As usual, I'll publish my work-in-progress code to my Github "yoshimi"
repository, this time on a feature branch "mxml", which I'll re-base
regularly on top of current master.

My plan looks as follows:
 - create a copy of the existing XMLwrapper
 - re-order existing functionality into three layers
   + the front-end used by Yoshimi core logic (I'll call this "XMLStore")
   + a new internal abstraction of an XML subtree (I'll call this "XMLtree")
   + a back-end or policy class which exposes some relevant base operations
     of lib MXML, to the degree necessary to implement "XMLtree"
 - next step is to simplify the XMLStore (front-End) and remove the
   unnecessary statefulness (esp. the context stack adds a lot of complexity
   and it seems it can be replaced by direct navigation functions of MXML)
 - switch existing usages of XML access to the reworked code
 - the direct dependencies to MXML can then be removed from Yoshimi core code

At this point, we should test and integrate; if all was done correct,
no externally visible behaviour of yoshimi is changed.

Then, in a second round, I'll install a local version of the new MXML v4
to my PC and add the necessary branching / adapters to the backend-code
plus some detection-code to pick the proper backend, based on the actually
visible definition (API).

----------------------------------------------------------------------

To support my work on this refactoring, I "sampled" / copied some
typical invocations of XML handling into a test function, which
can be triggered from the CLI.

While doing so, I discovered a problem in the existing code, which
just luckily gets never triggered by the code in current shape:

If you invoke `XMLwrapper::loadXMLfile()` followed immediately by
`XMLwrapper::getXMLdata()`, a memory corruption and possibly a SEGFAULT
happens.

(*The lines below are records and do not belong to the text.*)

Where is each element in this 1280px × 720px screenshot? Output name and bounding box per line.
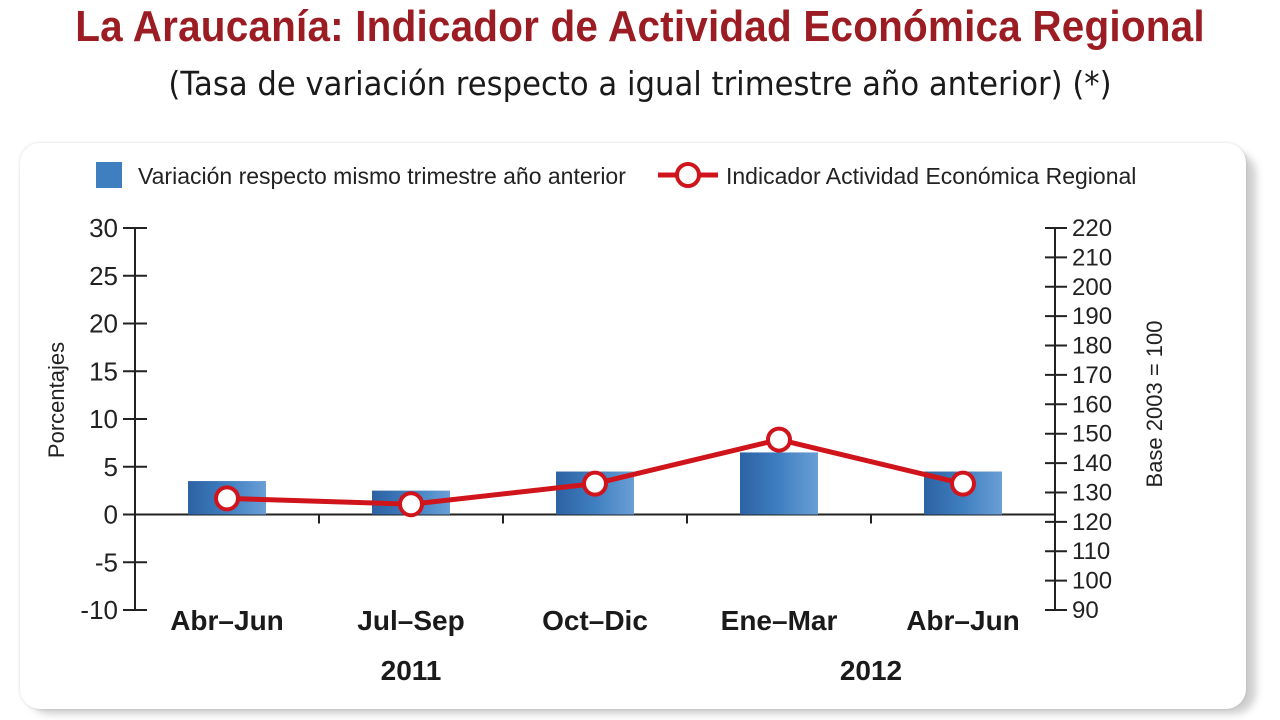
left-axis-tick-label: 20: [89, 309, 118, 339]
y-axis-title-left: Porcentajes: [44, 342, 69, 458]
bar: [740, 452, 818, 515]
left-axis-tick-label: 5: [104, 452, 118, 482]
left-axis-tick-label: 0: [104, 500, 118, 530]
category-label: Oct–Dic: [542, 605, 648, 636]
right-axis-tick-label: 160: [1072, 391, 1112, 418]
category-labels: Abr–Jun Jul–Sep Oct–Dic Ene–Mar Abr–Jun 2011 2…: [170, 605, 1020, 686]
legend-line-marker: [675, 162, 701, 188]
legend-line-label: Indicador Actividad Económica Regional: [726, 163, 1136, 189]
legend: Variación respecto mismo trimestre año a…: [96, 162, 1136, 189]
right-axis-tick-label: 150: [1072, 421, 1112, 448]
left-axis-tick-label: 15: [89, 356, 118, 386]
left-axis-tick-label: 30: [89, 213, 118, 243]
line-point: [766, 426, 792, 453]
right-axis-tick-label: 140: [1072, 450, 1112, 477]
line-point: [214, 485, 240, 512]
line-point: [950, 470, 976, 497]
left-axis-tick-label: -5: [95, 547, 118, 577]
right-axis-tick-label: 170: [1072, 362, 1112, 389]
line-series: [214, 426, 976, 518]
x-axis: [135, 513, 1055, 524]
left-axis-tick-label: 25: [89, 261, 118, 291]
right-axis-tick-label: 110: [1072, 538, 1110, 565]
right-axis-tick-label: 190: [1072, 303, 1112, 330]
legend-bar-label: Variación respecto mismo trimestre año a…: [138, 163, 626, 189]
right-axis-tick-label: 130: [1072, 479, 1112, 506]
chart-panel: [20, 143, 1246, 709]
chart-title: La Araucanía: Indicador de Actividad Eco…: [75, 2, 1205, 51]
right-axis-tick-label: 220: [1072, 215, 1112, 242]
right-axis-tick-label: 120: [1072, 509, 1112, 536]
year-label: 2011: [381, 655, 442, 686]
right-axis-tick-label: 90: [1072, 597, 1099, 624]
category-label: Abr–Jun: [170, 605, 284, 636]
y-axis-title-right: Base 2003 = 100: [1142, 321, 1167, 488]
category-label: Abr–Jun: [906, 605, 1020, 636]
chart-subtitle: (Tasa de variación respecto a igual trim…: [168, 64, 1112, 103]
category-label: Ene–Mar: [721, 605, 838, 636]
left-axis: 30 25 20 15 10 5 0 -5 -10: [80, 213, 147, 625]
right-axis-tick-label: 100: [1072, 568, 1112, 595]
category-label: Jul–Sep: [357, 605, 464, 636]
right-axis-tick-label: 180: [1072, 333, 1112, 360]
right-axis-tick-label: 210: [1072, 244, 1112, 271]
line-point: [582, 470, 608, 497]
right-axis-tick-label: 200: [1072, 274, 1112, 301]
line-point: [398, 491, 424, 518]
left-axis-tick-label: -10: [80, 595, 118, 625]
legend-bar-swatch: [96, 162, 122, 188]
left-axis-tick-label: 10: [89, 404, 118, 434]
year-label: 2012: [840, 655, 902, 686]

The reason is as follows

 - the constructor of XMLwrapper not only creates the object,
   but immediately populates it with data from a given Config instance

 - `loadXMLfile()` throws away this baseline-tree, but fails to
   re-initialise the XMLwrapper::info pointer.

 - the `getXMLdata()` code uses a hidden additional control parameter,
   which for some reason is passed through a  public data field of a
   Config instance (instead of just directly passing this control
   value as additional parameter "xmltype" in plain sight)

 - also for some reason I don't understand, the XMLtype field, which
   is embedded into an <INFORMATION> node, is not added to the XML
   tree proper. Rather, it is injected by side-effect prior to
   rendering the tree into an string in XML format. It does so using
   the XMLwrapper::info pointer. Which however is only properly
   configured on a newly constructed XMLwrapper object, but not
   after loadXMLfile() has thrown away the initial object contents.

Thus we're adding XML content through a dangling pointer and an already
de-allocated MXML data structure.

As said: in its current shape, the existing code never happens
to trigger this dormant problem. Thus IMHO it is sufficient when
I fix it as part of the refactoring, presumably by just not relying
on additional state but rather passing parameters directly.